Sharko haussa les épaules.
— Comment voudrais-tu qu’il y ait une quelconque trace, puisque je ne l’ai pas tué ?
Au moment de sortir, Manien l’interpella une dernière fois.
— Va en paix. Je lâche l’affaire, Sharko. Le dossier va couler et s’accumuler avec les autres.
— Je dois te remercier ?
— N’oublie pas ce que je t’ai dit l’autre fois : personne ne sait. Le proc a agi en souterrain, tout comme moi.
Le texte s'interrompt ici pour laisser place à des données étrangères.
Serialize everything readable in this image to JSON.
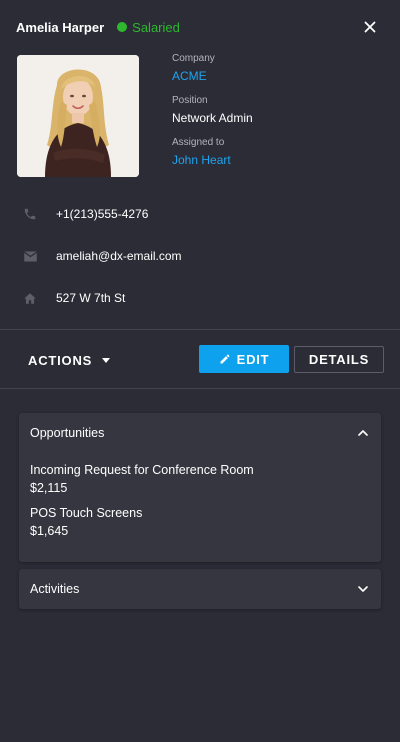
{
  "contact": {
    "name": "Amelia Harper",
    "status": "Salaried",
    "photo_alt": "Amelia Harper"
  },
  "details": {
    "company_label": "Company",
    "company_value": "ACME",
    "position_label": "Position",
    "position_value": "Network Admin",
    "assigned_label": "Assigned to",
    "assigned_value": "John Heart"
  },
  "contact_info": {
    "phone": "+1(213)555-4276",
    "email": "ameliah@dx-email.com",
    "address": "527 W 7th St"
  },
  "toolbar": {
    "actions_label": "ACTIONS",
    "edit_label": "EDIT",
    "details_label": "DETAILS"
  },
  "opportunities": {
    "title": "Opportunities",
    "items": [
      {
        "name": "Incoming Request for Conference Room",
        "amount": "$2,115"
      },
      {
        "name": "POS Touch Screens",
        "amount": "$1,645"
      }
    ]
  },
  "activities": {
    "title": "Activities"
  },
  "colors": {
    "background": "#2c2c37",
    "accent": "#0ea2ee",
    "link": "#1ea4ef",
    "status": "#2eb82e"
  },
  "icons": [
    "close-icon",
    "phone-icon",
    "email-icon",
    "home-icon",
    "caret-down-icon",
    "pencil-icon",
    "chevron-up-icon",
    "chevron-down-icon"
  ]
}
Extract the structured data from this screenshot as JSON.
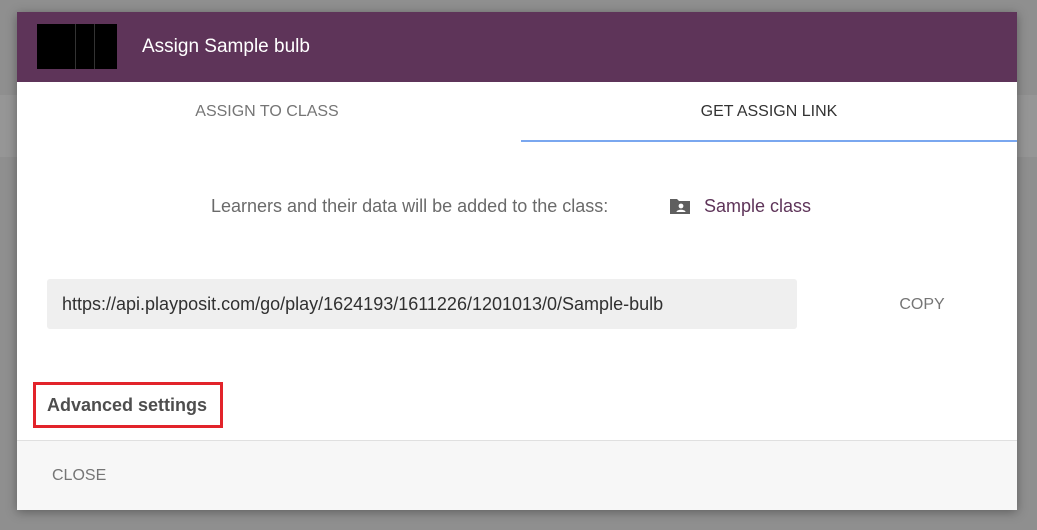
{
  "modal": {
    "title": "Assign Sample bulb"
  },
  "tabs": [
    {
      "label": "ASSIGN TO CLASS",
      "active": false
    },
    {
      "label": "GET ASSIGN LINK",
      "active": true
    }
  ],
  "info": {
    "text": "Learners and their data will be added to the class:",
    "icon": "folder-account-icon",
    "class_name": "Sample class"
  },
  "link": {
    "url": "https://api.playposit.com/go/play/1624193/1611226/1201013/0/Sample-bulb",
    "copy_label": "COPY"
  },
  "advanced": {
    "label": "Advanced settings"
  },
  "footer": {
    "close_label": "CLOSE"
  },
  "colors": {
    "header": "#5e3459",
    "accent_text": "#5e3459",
    "tab_indicator": "#7aa7ef",
    "highlight_box": "#e2232a",
    "backdrop": "#8f8f8f"
  }
}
Il ne veut pas de vagues.
— Et ça veut dire ?
— Si tu me plombes avec ce qui s’est passé ici, attends-toi à ce que toute cette merde t’explose à la gueule. Et franchement Sharko, de toi à moi : t’as eu raison de buter cet enfoiré.
Sharko revint à l’intérieur de la pièce, récupéra son arme emballée et tendit la main vers Manien, qui tendit la sienne avec un sourire. Sharko la lui attrapa, tira brutalement le capitaine de police à lui et lui envoya un coup de boule au beau milieu du nez.
Le craquement fut à la hauteur du choc : titanesque.